What is a labor dispute
In socialist economics: Measures to disrupt work processes in order to achieve economic and political goals.
The aim of labor disputes is primarily to improve working and living conditions (especially wage increases and reduced working hours). but also the defense of democratic rights. > Lockout. > Strike
In economic sociology: general term for collective conflict actions between the management of companies or administrations (or their supraregional interest groups) and the workers and employees (or their union or other interest groups); they are carried out openly - through strikes, factory occupations, lockouts, etc.
last, legally permissible means of enforcing or defending against collective bargaining demands. It represents a disruption of working life that emanates from the employee or employer side in order to achieve or prevent a collective agreement on wages and / or working conditions through economic pressure on the social opponent (collective bargaining). Strikes and lockouts are the most popular forms of industrial action. Both the trade unions and the employers suffer economic damage: the strike fees for the members of the trade unions are based on the contributions made, membership time and marital status; the lost sales of the company together with the still incurred fixed costs as well as possible contractual penalties for non-fulfillment of delivery contracts represent considerable financial burdens for the employer. Literature: Weigand, H./Wohlgemuth, HH, industrial action, strike and lockout in the Federal Republic of Germany, Cologne 1980.
Exercise of collective pressure by employees or employers on the social opponent to enforce a regulation of working and economic conditions (collective agreement). The most important combat measure on the part of the employees is the strike, which can occur in various forms (warning strike, focus strike, go-slow strike) and in which the collective withholding of work causes disruptions in the operational process that make it difficult or even impossible to continue operations. In contrast, the employer's most important weaponry is the lockout, by means of which a labor dispute can be started ("attack lockout") or which serves to defend against strike measures ("defensive lockout") and by which employees who are willing to work are systematically prevented from performing their work by keeping away from the business premises which at the same time leads to a loss of their entitlement to remuneration.
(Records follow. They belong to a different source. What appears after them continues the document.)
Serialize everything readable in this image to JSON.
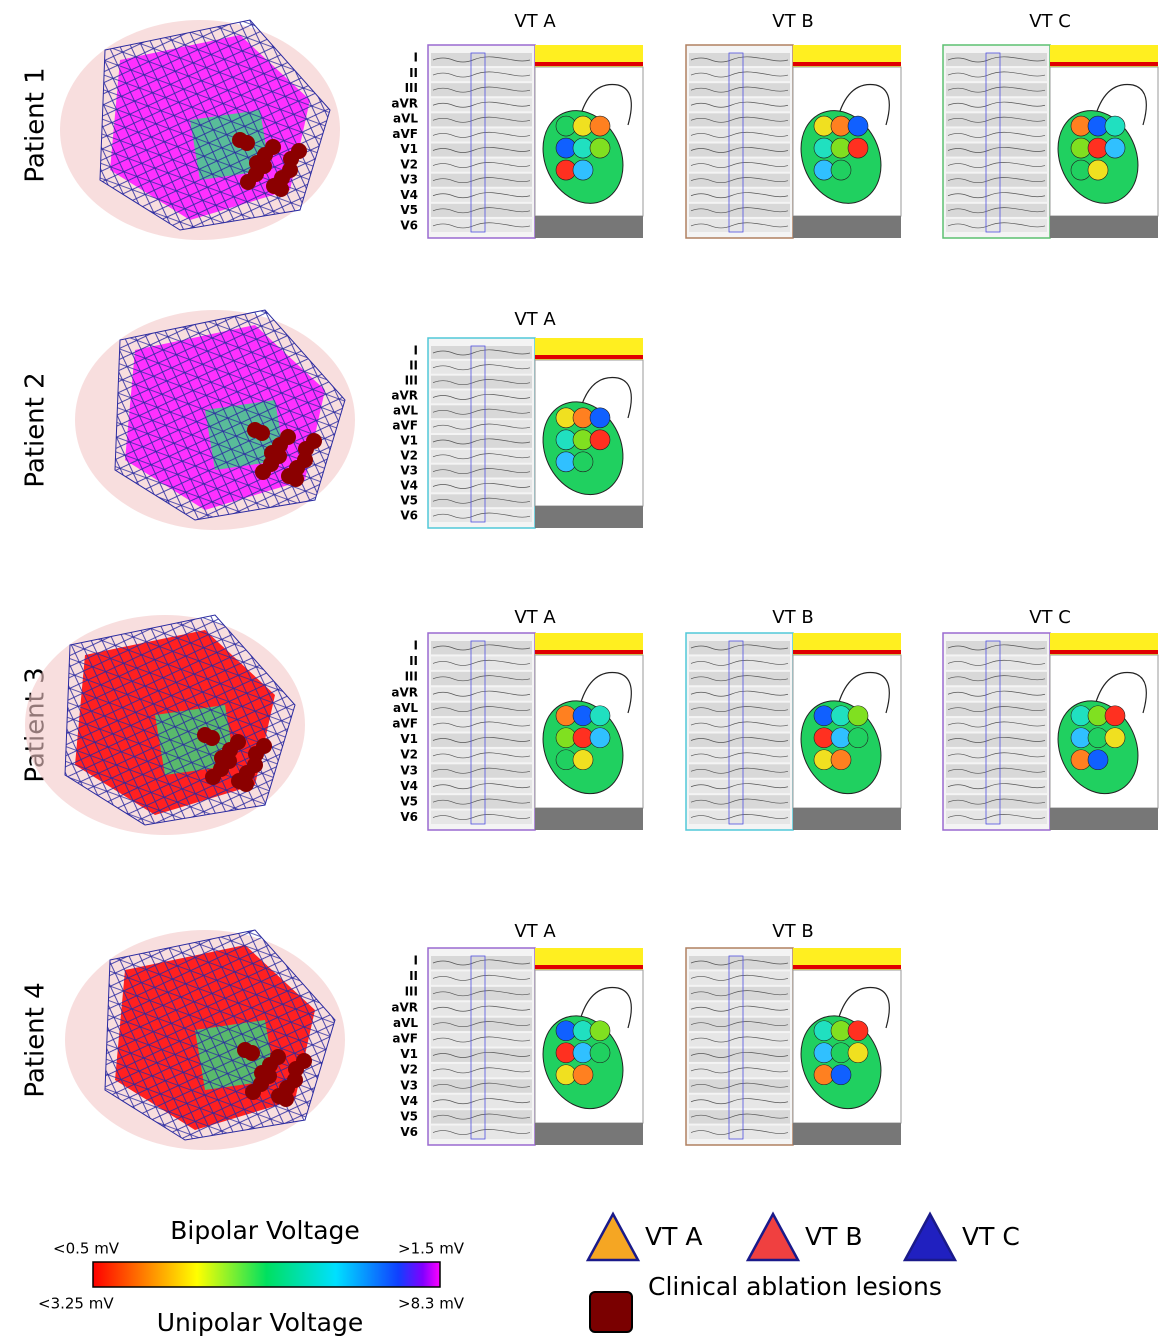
{
  "rows": [
    {
      "patient": "Patient 1",
      "panels": [
        {
          "title": "VT A"
        },
        {
          "title": "VT B"
        },
        {
          "title": "VT C"
        }
      ]
    },
    {
      "patient": "Patient 2",
      "panels": [
        {
          "title": "VT A"
        }
      ]
    },
    {
      "patient": "Patient 3",
      "panels": [
        {
          "title": "VT A"
        },
        {
          "title": "VT B"
        },
        {
          "title": "VT C"
        }
      ]
    },
    {
      "patient": "Patient 4",
      "panels": [
        {
          "title": "VT A"
        },
        {
          "title": "VT B"
        }
      ]
    }
  ],
  "leads": [
    "I",
    "II",
    "III",
    "aVR",
    "aVL",
    "aVF",
    "V1",
    "V2",
    "V3",
    "V4",
    "V5",
    "V6"
  ],
  "legend": {
    "bipolar_title": "Bipolar Voltage",
    "bipolar_min": "<0.5 mV",
    "bipolar_max": ">1.5 mV",
    "unipolar_min": "<3.25 mV",
    "unipolar_max": ">8.3 mV",
    "unipolar_title": "Unipolar Voltage",
    "vt_labels": [
      "VT A",
      "VT B",
      "VT C"
    ],
    "lesions": "Clinical ablation lesions"
  }
}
Waging a labor dispute is part of the freedom of association (labor law) enshrined in Article 9 (3) of the Basic Law and entitles - as long as the labor dispute is lawful and the weaponry is appropriate - to conscious and targeted damage to the social opponent without being exposed to claims for damages. See also labor law (with references).
Literature: Hromadka, W .; Maschmann, F .: Labor Law, Volume 2 Collective Labor Law and Labor Disputes, 3rd Edition, Prize, U .: Labor Law Practical Textbook on Collective Labor Law, Cologne 2003.